The concept of internal validity allows claims about the treatment methods tested. With robust clinical trial design one can determine if true statistical differences exist between intervention and control groups. However, these statistical claims are only valid for the population observed in the RCT. Systematic reviews gather related RCTs, standardizing the differences between trials and providing documentation of the trends of findings for a particular disease or target therapy. Efforts such as the Cochrane Collaboration recognized the need for maintaining unbiased systematic review and meta-analysis for all of medical research. Contributions by members of the community to collaborations ensure that more medical treatments are reviewed than in the past.
Meta-analyses generate a further statistical evaluation of the internal validity of a set of RCTs linked through the systematic review process. In essence, meta-analysis aggregates the statistical findings of a group of RCTs into the semblance of a single, larger study. This analysis is not a combination of all the raw data from the individual populations of each trial, but an examination of the outcome statistics calculated in the results of each trial by performing a weighted average. This revised statistical evaluation of the individual findings is used to make claims about the consensus of medical research on the given topic examined. The conflicting information from RCTs can lead to inconclusive findings concerning a treatment with the suggestion of further research. Significant findings from a meta-analysis are suggestive of strong associations of the experimental findings; however, these conclusions are still decidedly internal as the analysis steps examine the consensus of medical research and do not directly evaluate the external applicability by applying findings from the RCTs to different populations. Thus, it remains difficult to apply the knowledge to future cases where not all circumstances of the RCT-defined environment will hold.
For this reason, a new set of research efforts are examining the concept of external validity, and the direct application of past studies’ results to future analysis and prediction. Unlike the significant body of work for evaluating internal validity, few techniques have been developed to test external validity; and internal validity methods are not directly applicable to understanding how findings generalize. External validity is a growing concern in epidemiological research1,6,7, and is encouraging a move towards testing all data findings with methods relevant to both internal and external validity so that evidence and study conclusions are fully contextualized and applied appropriately8.
Causal models and transportability
Graphical notation is an increasingly prevalent technique for modeling probabilistic and causal relationships across observation and outcome variables of a disease in order to represent disease’s etiology, presentation, interventions, and ultimate course. Graphical notation provides a visual interpretation using well-defined sets of vertices and edges: vertices are representative of the variables chosen for a domain of interest, and edges describe relationships that exist between a pair of variables. The relationships are descriptive of the inferences derived from experiments, the belief the model developer has about the variables from past experience or observations, and other sources of knowledge such as domain experts. For example, disease model graphs can make use of RCT and meta-analytical findings, as they provide a set of presumed belief in the relationships between disease variables.
When graphs contain only directional edges and do not provide any cyclical pathway between vertices they are termed directed acyclic graphs (DAGs). The special constraints of a DAG, in addition to only representing causal relationships between variables, form the basis for a causal model or causal network. Representation using DAGs has proven effective for working within a Bayesian framework as graph notation is able to provide an efficient means for describing the environment of variables and the associated probabilities of their states in the environment. Figure 1 contains an example of a graphical causal model for treatment effect on lung tumor progression.

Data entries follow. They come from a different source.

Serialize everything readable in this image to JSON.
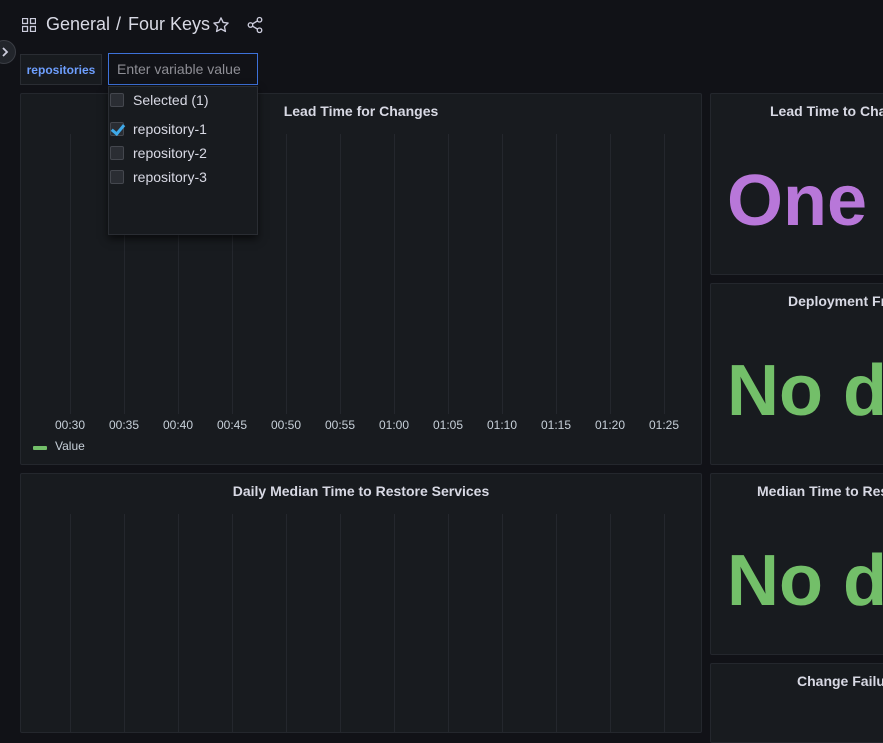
{
  "breadcrumb": {
    "folder": "General",
    "separator": "/",
    "dashboard": "Four Keys"
  },
  "icons": {
    "apps": "apps-icon",
    "star": "star-icon",
    "share": "share-icon",
    "expand": "chevron-right-icon"
  },
  "variable": {
    "label": "repositories",
    "placeholder": "Enter variable value",
    "dropdown": {
      "selected_label": "Selected (1)",
      "options": [
        {
          "label": "repository-1",
          "checked": true
        },
        {
          "label": "repository-2",
          "checked": false
        },
        {
          "label": "repository-3",
          "checked": false
        }
      ]
    }
  },
  "panels": {
    "lead_time_chart": {
      "title": "Lead Time for Changes",
      "x_ticks": [
        "00:30",
        "00:35",
        "00:40",
        "00:45",
        "00:50",
        "00:55",
        "01:00",
        "01:05",
        "01:10",
        "01:15",
        "01:20",
        "01:25"
      ],
      "legend": "Value"
    },
    "lead_time_stat": {
      "title": "Lead Time to Changes",
      "value": "One day",
      "color": "#b877d9"
    },
    "deploy_freq_stat": {
      "title": "Deployment Frequency",
      "value": "No data",
      "color": "#73bf69"
    },
    "restore_chart": {
      "title": "Daily Median Time to Restore Services"
    },
    "restore_stat": {
      "title": "Median Time to Restore Services",
      "value": "No data",
      "color": "#73bf69"
    },
    "change_failure_stat": {
      "title": "Change Failure Rate"
    }
  },
  "colors": {
    "background": "#111217",
    "panel": "#181b1f",
    "accent_blue": "#6e9fff",
    "series_green": "#73bf69"
  }
}
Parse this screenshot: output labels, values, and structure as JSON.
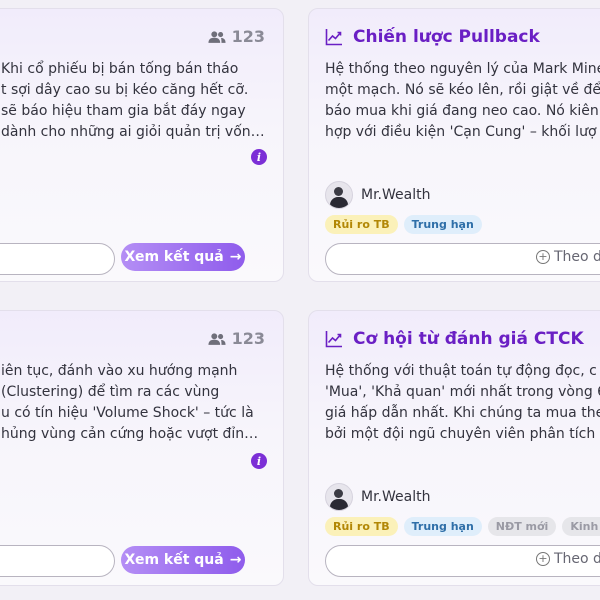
{
  "cards": [
    {
      "follower_count": "123",
      "description_lines": [
        "Khi cổ phiếu bị bán tống bán tháo",
        "t sợi dây cao su bị kéo căng hết cỡ.",
        "sẽ báo hiệu tham gia bắt đáy ngay",
        "dành cho những ai giỏi quản trị vốn…"
      ],
      "info_icon": "i",
      "result_label": "Xem kết quả",
      "arrow": "→"
    },
    {
      "title": "Chiến lược Pullback",
      "description_lines": [
        "Hệ thống theo nguyên lý của Mark Mine",
        "một mạch. Nó sẽ kéo lên, rồi giật về để",
        "báo mua khi giá đang neo cao. Nó kiên",
        "hợp với điều kiện 'Cạn Cung' – khối lượ"
      ],
      "author": "Mr.Wealth",
      "tags": [
        "Rủi ro TB",
        "Trung hạn"
      ],
      "follow_label": "Theo d"
    },
    {
      "follower_count": "123",
      "description_lines": [
        "iên tục, đánh vào xu hướng mạnh",
        "(Clustering) để tìm ra các vùng",
        "u có tín hiệu 'Volume Shock' – tức là",
        "hủng vùng cản cứng hoặc vượt đỉn…"
      ],
      "info_icon": "i",
      "result_label": "Xem kết quả",
      "arrow": "→"
    },
    {
      "title": "Cơ hội từ đánh giá CTCK",
      "description_lines": [
        "Hệ thống với thuật toán tự động đọc, c",
        "'Mua', 'Khả quan' mới nhất trong vòng 6",
        "giá hấp dẫn nhất. Khi chúng ta mua the",
        "bởi một đội ngũ chuyên viên phân tích"
      ],
      "author": "Mr.Wealth",
      "tags": [
        "Rủi ro TB",
        "Trung hạn",
        "NĐT mới",
        "Kinh ng"
      ],
      "follow_label": "Theo d"
    }
  ]
}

Pearl and Barenboim introduced transportability theory as a basis for using relations expressed through a causal model to describe which variables’ probability distributions “transport”, or move, between populations9. For example, a physician in a rural setting might wish to apply the results of an RCT conducted at a large research hospital to decision making for patients locally under his/her care. The RCT findings can be understood in the context of a causal graph, per Figure 1, as a treatment (A) with effect on a patient outcome (B), with additional measured factors such as clinical history, imaging, or genetics (C, D, E). Transportability allows a researcher to identify potential confounding evidence between variables (represented by dotted lines) and population differences (indicated by square nodes, S1 and S2) that are known or believed to exist between two cohorts. The influence of these constraints can be used to determine what data from the RCT can be applied to the rural patients in a principled way. For instance, the physician may not have enough genetic information for his population to build a model; applying transportability can help ascertain whether the genetic information collected in the RCT can be reused (i.e., transported) to the local group (and if not, under what different graphical circumstances such data transport would be valid). Similarly, differences between the hospital and local populations (e.g., demographics) can be accommodated via transportability. In general, if all existing differences can be accounted for, then the external validity of the findings makes the model variables transportable to the new population.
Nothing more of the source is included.